Цепи наступающих медленно, но упорно приближались. Перестрелка усиливалась. Часто и нервно стали строчить пулеметы. Заработала белая артиллерия. Снаряды с визгом и воем летели через головы пехоты, глухо лопались над цепями противника. Красная батарея нащупала белую. Белая начала отвечать. Завязалась артиллерийская дуэль. Пехота смеялась. Солдаты, улыбаясь, говорили:

– Слава те, Господи, артиллерия с артиллерией сцепилась. Пускай друг другу ребра ломают, только бы нас не шевелили.

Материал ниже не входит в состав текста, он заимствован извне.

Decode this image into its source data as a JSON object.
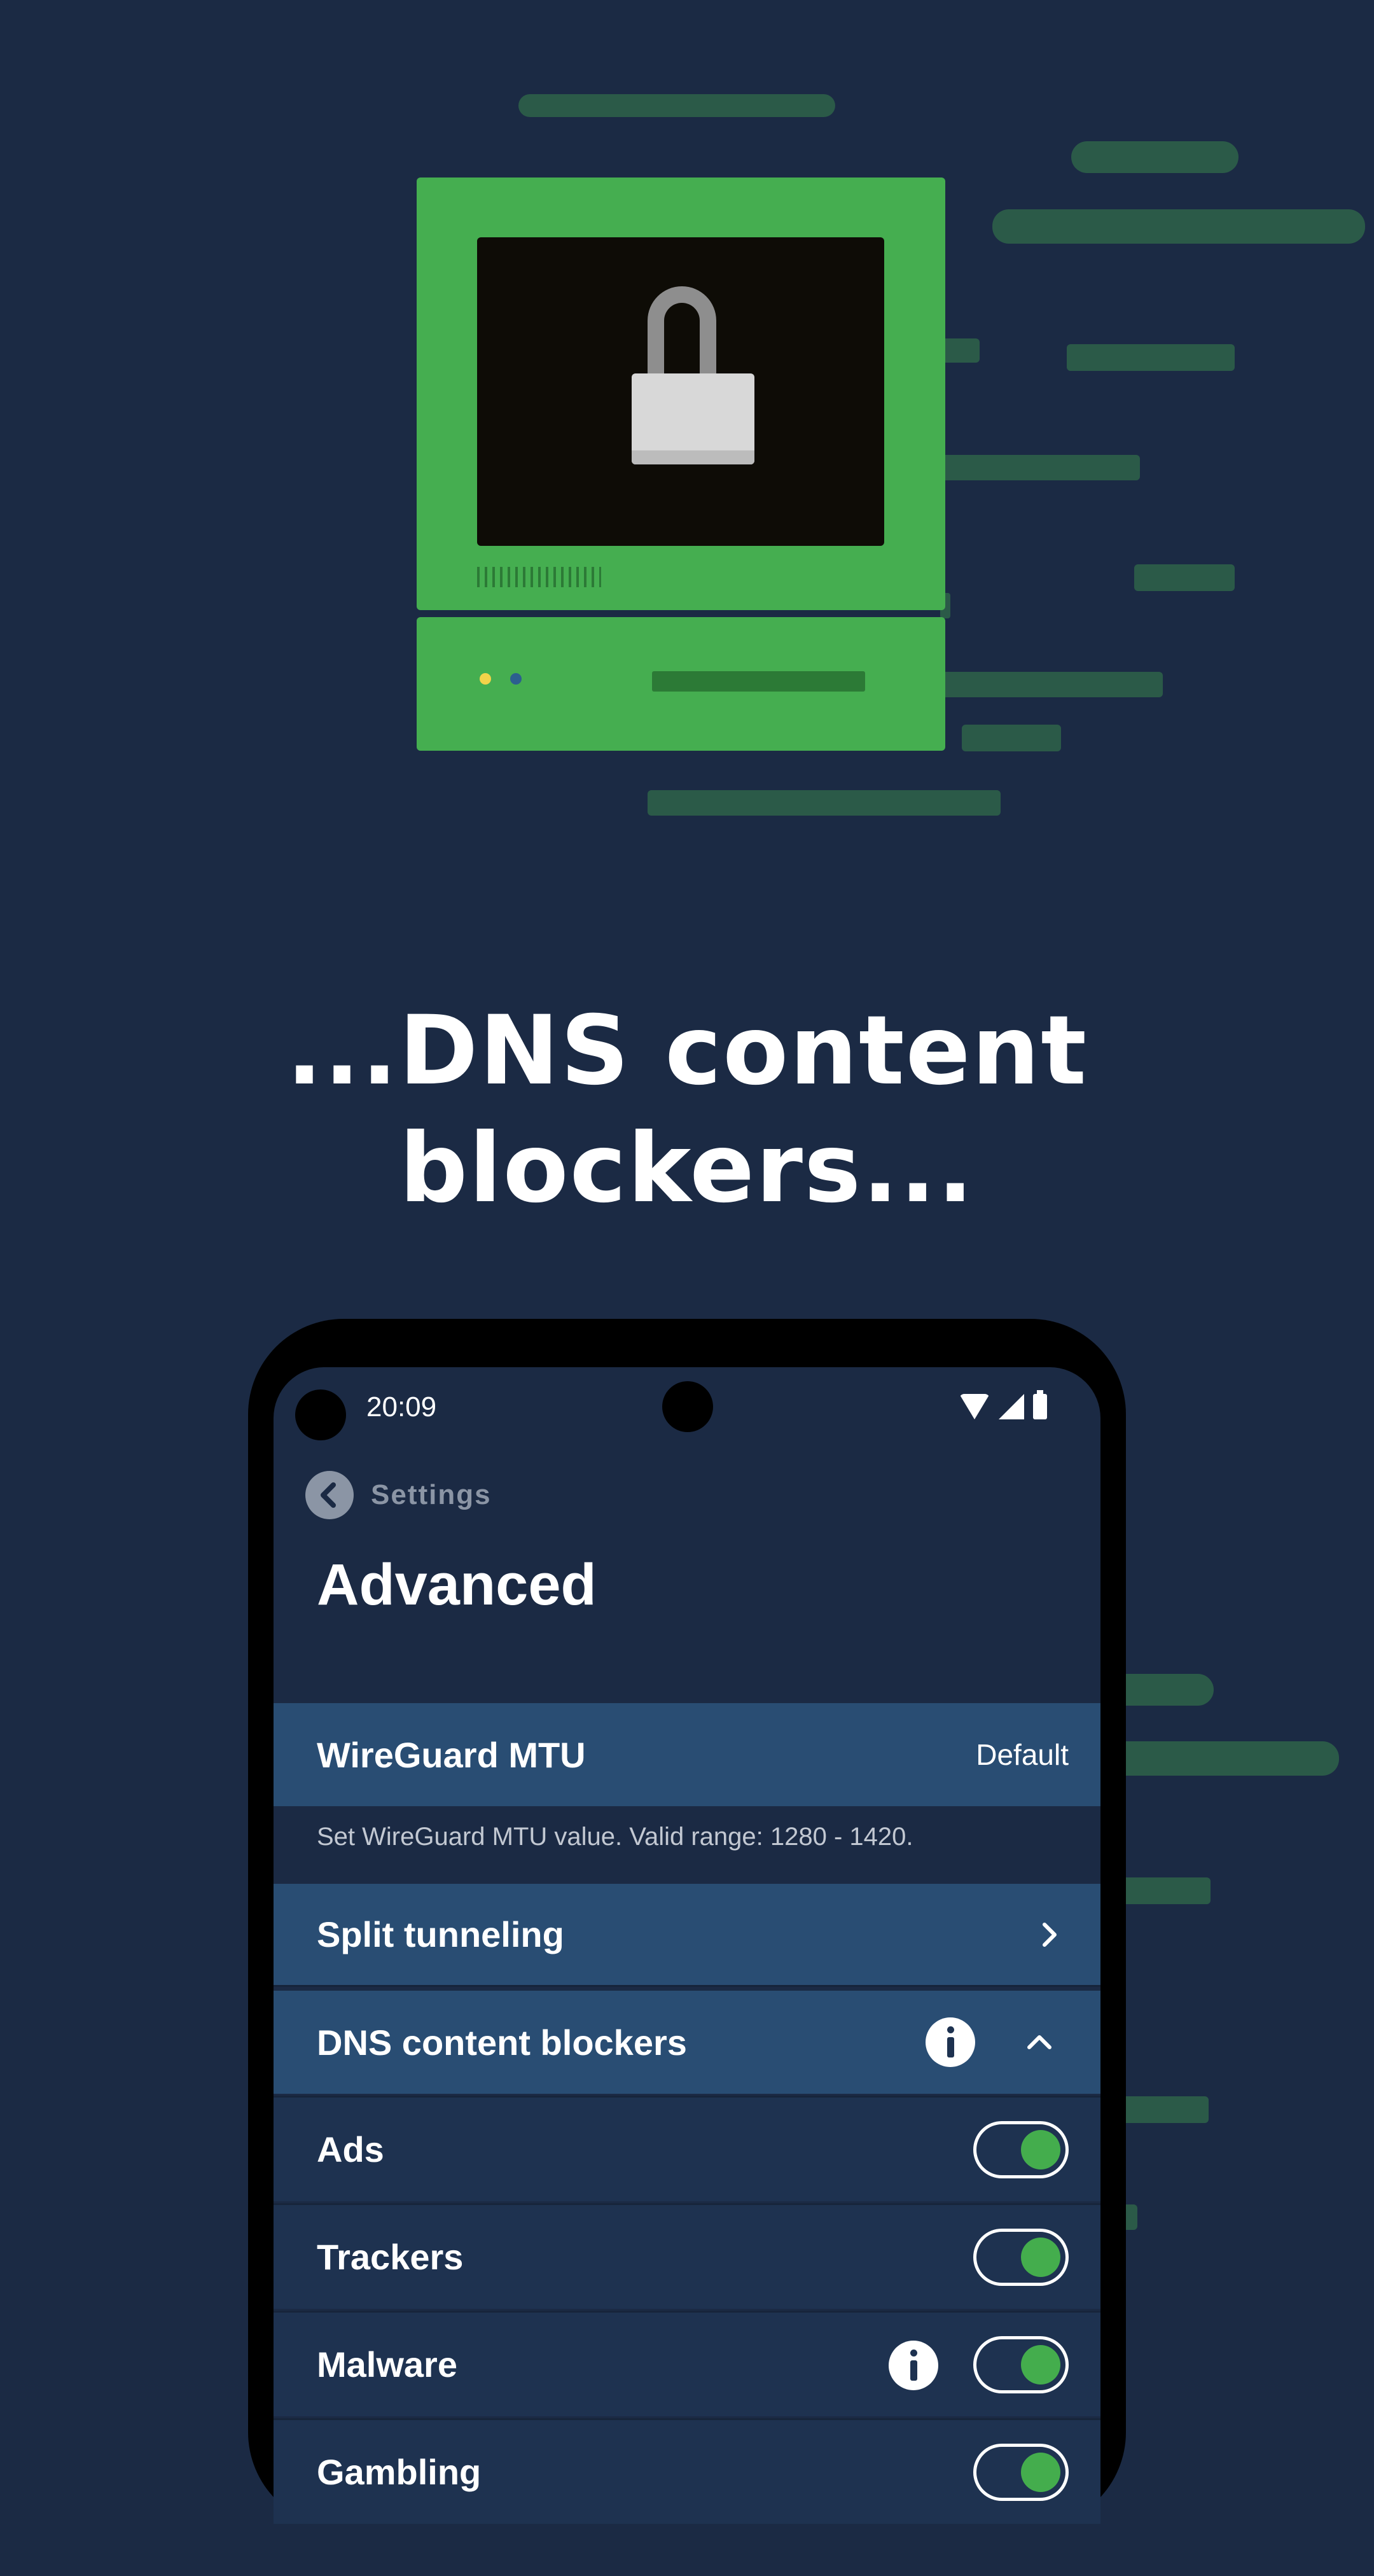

Мотовилов ходил сзади цепи своей роты и считал разрывы снарядов.

– Ба-бах! Ба-бах! Ба-бах! Ба-бах! – стреляла белая. Мотовилов загибал четыре пальца и прислушивался.

Через некоторый промежуток времени слышался характерный звук разрывов:

– Пуф! Пуф! Пуф! Пуф!

Офицер разгибал все четыре пальца и, смеясь, кричал:

– Слышали, ребята, как наши-то наворачивают? Все четыре лопнули. Хороши английские подарочки. Это тебе не социалистические, по восемь часов деланные.

Мотовилов был почему-то убежден, что в Советской России все работают только восемь часов в день; он думал даже, что и красные части дежурят в первой линии не более восьми часов в сутки.

– Ба-бах! Ба-бах! Ба-бах! Ба-бах! – отвечала красная.

Мотовилов насторожился.

– Ага, тоже четыре. А ну-ка, сколько лопнет?

– Пуф-виуж! Пуф-виуж! П! П! – падали снаряды красных.

– Эге, скудно, товарищи, – орал офицер, – только два. Скудно! Скудно!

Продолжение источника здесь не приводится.